British Garden Tours - September 2013
First stop on a two-week trip, London, England. I had six days in London, each day I went to a different garden in or within striking distance of London.
- The Garden Museum & Dan Pearson installation
- RHS Wisley & the impressive long borders
- Kew Gardens
- Chelsea Physic Gardens
- Beth Chatto Gardens, Colchester - home of right plant, right place
- Battersea Park & Sarah Price installation
The Garden Museum
The impetus for my journey was a lecture by Dan Pearson and Piet Oudolf at The Garden Museum in early September that I desperately wanted to attend - two of my favourite design influences in one room at the same time, discussing their approaches and practices - as well as a retrospective of Dan Pearson’s work. They didn’t let me down, it was a great discussion, enlightening and entertaining, great photos, thrilling to be there amongst so many keen gardeners.
The rest of this trip was built around the lecture – I decided to focus on some of the famous gardens in and around London that are often mentioned in my British gardening magazines but that I had never visited in person: Wisley, Kew, Chelsea Physic, Great Dixter, Beth Chatto. I had also planned to tour some Piet Oudolf gardens during the second of my two weeks in England, but this was eclipsed by the opportunity to spend the whole of my second week at Great Dixter…more on that in my next entry.
Dan designed a lovely, peaceful garden that was installed in the courtyard of the Garden Museum at Lambeth Palace – it was a welcome refuge from the mad busy-ness and noisiness of London's streets.
RHS Wisley
The big draw for me here was a chance to see the Piet Oudolf planting – we see so many beautiful and incredibly impressive photos in the press and in books, I was really excited to experience one in person. The borders at Wisley were designed to be a more naturalistic and contemporary version of traditional perennial borders, but, sadly, it proved to be a bit of a let-down. There was not much in flower in early September - I had hoped that this garden would be at its peak at the end of the summer – and parts of it were collapsing, apparently, according to another visitor, because it wasn’t being watered.
But there were unanticipated pleasures. I stumbled upon this as I was striding along on my way to the Oudolf garden. Completely stopped me in my tracks, I’d never seen such vast perennial borders.
The late summer perennial borders led me up the grassy slope to this impressive Henry Moore sculpture. You can just make it out in the distance in the first photo – an incredible vista.
The Trial Grounds at Wisley.
Kew Royal Botanic Gardens
Kew Gardens is a botanical research and education institution, founded in 1840, and is home to the world’s largest collection of living plants. I wasn’t sure what I would find here – I knew there were Victorian glasshouses, plant collections and an impressive arboretum, but I hadn’t anticipated the vast scale of the site. It was huge – 130 hectares – and it was an impossible challenge to get round it all in one day. I resorted to the train-ride as the afternoon progressed, so that I could at least say I’d seen most of the main areas. There were loads of big landscape vistas but very little in the way of traditional borders and planting displays.
Chelsea Physic Gardens
Chelsea Physic Garden is a beautiful oasis in the heart of London, an amazing, enclosed, almost secret, green space to escape to. It was a private training ground for apothecaries for most of its existence - it only opened to the public in 1983 when it became a registered charity. It is the second oldest botanical garden in Britain, founded in 1673, and was an important centre of botany and plant exchange, particularly linked with medicinal plants.
Dinner is served in the garden several evenings each summer and it’s an incredibly lovely setting. I, rather luckily, turned up on an open evening quite by chance and was able to enjoy dinner and sunset in the garden, as well as an extra long time to ramble round and explore the gardens.
Beth Chatto Gardens, Colchester
Beth Chatto pioneered the “right plant, right place” philosophy of plant growing on her property, which she has described as an overgrown wasteland with poor gravel soil and boggy hollows. She developed her gardens exclusively according to soil conditions, climate, rainfall and local wildlife.

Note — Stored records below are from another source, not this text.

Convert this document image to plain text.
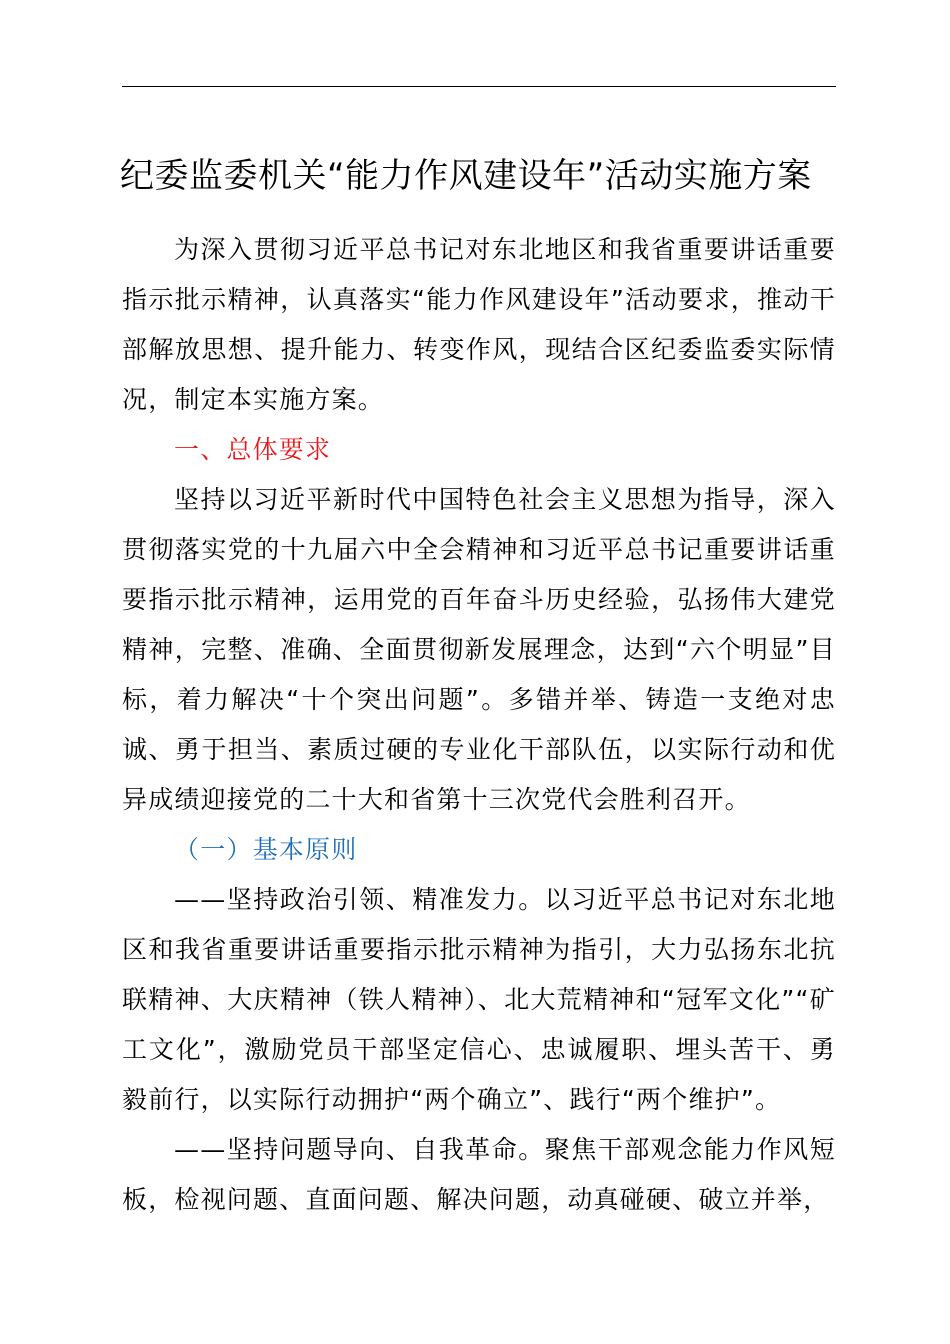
纪委监委机关“能力作风建设年”活动实施方案

为深入贯彻习近平总书记对东北地区和我省重要讲话重要指示批示精神，认真落实“能力作风建设年”活动要求，推动干部解放思想、提升能力、转变作风，现结合区纪委监委实际情况，制定本实施方案。

一、总体要求

坚持以习近平新时代中国特色社会主义思想为指导，深入贯彻落实党的十九届六中全会精神和习近平总书记重要讲话重要指示批示精神，运用党的百年奋斗历史经验，弘扬伟大建党精神，完整、准确、全面贯彻新发展理念，达到“六个明显”目标，着力解决“十个突出问题”。多错并举、铸造一支绝对忠诚、勇于担当、素质过硬的专业化干部队伍，以实际行动和优异成绩迎接党的二十大和省第十三次党代会胜利召开。

（一）基本原则

——坚持政治引领、精准发力。以习近平总书记对东北地区和我省重要讲话重要指示批示精神为指引，大力弘扬东北抗联精神、大庆精神（铁人精神）、北大荒精神和“冠军文化”“矿工文化”，激励党员干部坚定信心、忠诚履职、埋头苦干、勇毅前行，以实际行动拥护“两个确立”、践行“两个维护”。

——坚持问题导向、自我革命。聚焦干部观念能力作风短板，检视问题、直面问题、解决问题，动真碰硬、破立并举，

Plants are carefully placed in the garden according to the growing conditions that they prefer, and are only watered during their first year in the garden – then they have to make a go of it on their own. The gravel garden, formerly a car park, was looking great, but the rest of the garden, particularly the woodland, was fairly quiet at this time of year. A bit of a disappointment after a fairly epic journey by tube, train and taxi. Thank goodness for the tea shop where I regained my composure before venturing round the garden and then a long browse through the extensive and wonderful nursery collection. Wished I could have taken plants home!
Battersea Park, London
I had seen a beautiful photo spread in Gardens Illustrated of a newly-planted Old English Garden in Battersea Park, designed by Sarah Price. As I was staying immediately behind the park, I expected a lovely garden would be close at hand.
But the beds were in a terribly sad state when I arrived in September. Overgrown, collapsing, boxwoods dying.